In previous years, the financial capacity of the terrorist organization Hamas covered between 8 and 10 annual salaries to its officials in the Gaza Strip, to the tune of NIS 1,200 ($400). These checks were doled out every 40 to 45 days. But on Thursday, the Hamas government’s Finance Ministry in the Gaza Strip announced across the board raises to all its officials.
Hamas employs about 50,000 civil servants of varying ranks in Gaza, including teachers and doctors.
The increase is expected to run from NIS 1,500 ($500) to NIS 1,800 ($600), depending on the official’s position in government.

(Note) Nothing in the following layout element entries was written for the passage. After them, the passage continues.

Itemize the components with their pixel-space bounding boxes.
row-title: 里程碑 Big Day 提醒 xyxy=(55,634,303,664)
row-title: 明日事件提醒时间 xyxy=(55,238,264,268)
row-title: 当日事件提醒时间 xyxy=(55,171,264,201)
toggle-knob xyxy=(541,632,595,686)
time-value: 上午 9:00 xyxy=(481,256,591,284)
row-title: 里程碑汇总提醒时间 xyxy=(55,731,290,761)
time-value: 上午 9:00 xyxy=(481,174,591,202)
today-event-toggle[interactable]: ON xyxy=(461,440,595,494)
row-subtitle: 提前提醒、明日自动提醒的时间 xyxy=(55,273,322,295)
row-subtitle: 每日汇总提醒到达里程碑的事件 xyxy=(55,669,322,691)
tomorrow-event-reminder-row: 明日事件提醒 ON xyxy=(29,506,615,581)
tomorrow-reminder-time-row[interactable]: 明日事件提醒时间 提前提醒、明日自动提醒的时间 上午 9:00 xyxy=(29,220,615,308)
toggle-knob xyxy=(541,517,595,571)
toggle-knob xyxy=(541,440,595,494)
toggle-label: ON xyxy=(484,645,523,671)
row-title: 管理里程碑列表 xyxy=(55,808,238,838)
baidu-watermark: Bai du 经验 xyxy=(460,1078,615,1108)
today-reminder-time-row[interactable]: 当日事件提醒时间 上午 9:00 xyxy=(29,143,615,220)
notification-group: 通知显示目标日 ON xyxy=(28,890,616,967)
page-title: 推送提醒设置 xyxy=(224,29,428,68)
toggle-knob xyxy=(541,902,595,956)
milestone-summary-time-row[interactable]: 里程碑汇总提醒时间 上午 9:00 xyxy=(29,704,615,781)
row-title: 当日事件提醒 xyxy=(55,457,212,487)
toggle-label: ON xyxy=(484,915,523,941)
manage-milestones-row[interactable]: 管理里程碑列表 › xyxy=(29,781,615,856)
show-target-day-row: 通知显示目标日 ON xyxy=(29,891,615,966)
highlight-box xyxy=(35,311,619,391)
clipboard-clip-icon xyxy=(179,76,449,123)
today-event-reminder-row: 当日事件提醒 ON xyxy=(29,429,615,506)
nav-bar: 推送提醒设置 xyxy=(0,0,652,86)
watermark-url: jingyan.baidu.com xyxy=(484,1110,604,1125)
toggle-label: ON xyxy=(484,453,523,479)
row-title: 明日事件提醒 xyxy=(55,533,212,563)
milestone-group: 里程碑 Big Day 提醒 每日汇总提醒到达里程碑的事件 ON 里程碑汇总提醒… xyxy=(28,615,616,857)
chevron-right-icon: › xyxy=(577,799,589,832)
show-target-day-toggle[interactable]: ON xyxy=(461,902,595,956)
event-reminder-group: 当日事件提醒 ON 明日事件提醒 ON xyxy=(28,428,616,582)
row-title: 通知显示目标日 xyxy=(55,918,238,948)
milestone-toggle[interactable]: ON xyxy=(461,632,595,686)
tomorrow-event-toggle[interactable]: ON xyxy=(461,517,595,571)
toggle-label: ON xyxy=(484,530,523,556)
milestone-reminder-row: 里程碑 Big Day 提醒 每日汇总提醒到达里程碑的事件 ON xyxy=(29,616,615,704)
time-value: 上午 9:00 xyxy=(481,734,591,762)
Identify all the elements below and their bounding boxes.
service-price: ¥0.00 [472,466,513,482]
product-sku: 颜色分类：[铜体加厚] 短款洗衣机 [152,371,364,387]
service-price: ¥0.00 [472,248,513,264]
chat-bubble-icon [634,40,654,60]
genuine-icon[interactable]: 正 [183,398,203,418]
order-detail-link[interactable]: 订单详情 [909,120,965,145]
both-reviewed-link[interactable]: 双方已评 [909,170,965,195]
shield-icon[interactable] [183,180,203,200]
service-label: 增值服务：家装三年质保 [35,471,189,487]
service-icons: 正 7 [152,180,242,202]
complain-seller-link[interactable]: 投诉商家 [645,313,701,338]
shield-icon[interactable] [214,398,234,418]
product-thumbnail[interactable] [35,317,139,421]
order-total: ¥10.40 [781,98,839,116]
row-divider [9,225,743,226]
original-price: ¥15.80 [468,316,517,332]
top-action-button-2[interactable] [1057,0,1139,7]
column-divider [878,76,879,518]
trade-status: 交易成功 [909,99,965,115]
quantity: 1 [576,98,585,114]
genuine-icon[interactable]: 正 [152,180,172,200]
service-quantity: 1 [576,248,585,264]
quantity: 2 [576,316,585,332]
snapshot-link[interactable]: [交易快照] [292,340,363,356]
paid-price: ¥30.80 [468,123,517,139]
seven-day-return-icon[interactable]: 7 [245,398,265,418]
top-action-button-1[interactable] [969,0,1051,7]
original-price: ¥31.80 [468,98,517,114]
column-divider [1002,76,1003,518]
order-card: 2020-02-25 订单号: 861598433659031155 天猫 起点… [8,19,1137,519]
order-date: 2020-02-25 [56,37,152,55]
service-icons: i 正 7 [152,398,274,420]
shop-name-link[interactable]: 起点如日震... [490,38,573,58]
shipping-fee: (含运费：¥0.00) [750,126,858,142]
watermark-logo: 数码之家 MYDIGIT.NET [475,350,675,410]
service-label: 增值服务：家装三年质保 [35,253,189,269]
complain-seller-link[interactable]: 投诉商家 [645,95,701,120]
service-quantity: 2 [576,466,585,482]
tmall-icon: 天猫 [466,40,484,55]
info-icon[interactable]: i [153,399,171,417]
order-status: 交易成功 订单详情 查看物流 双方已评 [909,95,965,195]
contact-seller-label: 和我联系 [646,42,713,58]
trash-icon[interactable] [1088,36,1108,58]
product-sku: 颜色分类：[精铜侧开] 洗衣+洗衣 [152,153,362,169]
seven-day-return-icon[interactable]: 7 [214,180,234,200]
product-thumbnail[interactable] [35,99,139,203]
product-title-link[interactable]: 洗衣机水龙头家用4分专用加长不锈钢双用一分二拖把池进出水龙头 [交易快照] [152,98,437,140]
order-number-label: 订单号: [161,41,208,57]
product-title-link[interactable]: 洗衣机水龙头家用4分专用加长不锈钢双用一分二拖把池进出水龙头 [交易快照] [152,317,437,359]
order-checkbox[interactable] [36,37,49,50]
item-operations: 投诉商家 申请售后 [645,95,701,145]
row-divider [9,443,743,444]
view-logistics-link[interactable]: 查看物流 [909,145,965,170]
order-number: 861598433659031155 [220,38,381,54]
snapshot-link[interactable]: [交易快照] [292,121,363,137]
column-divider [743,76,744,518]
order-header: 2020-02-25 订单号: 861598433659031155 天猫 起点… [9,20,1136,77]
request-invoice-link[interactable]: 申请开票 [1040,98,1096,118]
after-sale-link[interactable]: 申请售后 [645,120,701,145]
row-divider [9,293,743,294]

Israel Hayom did the math and concluded that the raises mean that the amount of the monthly Qatari grant that helps pay the Hamas salaries has gone up to $10 million. The original amount, when Qatar entered the scene to help the Hamas government meet its financial obligations, was estimated at $5 million each month.
PM Naftali Bennett’s office said in September, after the announcement of Israeli contacts with Qatari over the money: “As was officially announced, the Qatari grant to the needy in the Gaza Strip has been regulated by a mechanism in cooperation with the UN, with the grant being transferred in coupons and not in suitcases with cash as has happened in the past.”
However, with the cash now coming directly from the Hamas transactions with Qatari oil, it’s unclear who should issue those promised coupons. In reality, Hamas and no one else are in full control of the money.
Defense Minister Benny Gantz was also fooled, judging by his statement in September claiming that “as part of this policy, we also decided to change and improve Qatar’s humanitarian aid delivery mechanism to the people of the Strip, to make sure that the money goes to those who really need it. For this purpose, I kept in touch with officials in Qatar, who understood the Israeli need and I thank them for that.”
It’s true that before Operation Guardian of the Walls last May, Qatar transferred money to cover Hamas salaries in suitcases full of cash, a practice that the Lapid-Bennett government promised to change. And so, over the summer, Instead of handing out a hundred dollars per family, each family could withdraw cash in shekels in grocery stores, through a UN-controlled mechanism that allowed USD cash to be withdrawn in shekels.
As of next Monday, Hamas will also be capitalizing on an oil windfall that no one – not the UN, and not Israel – can control.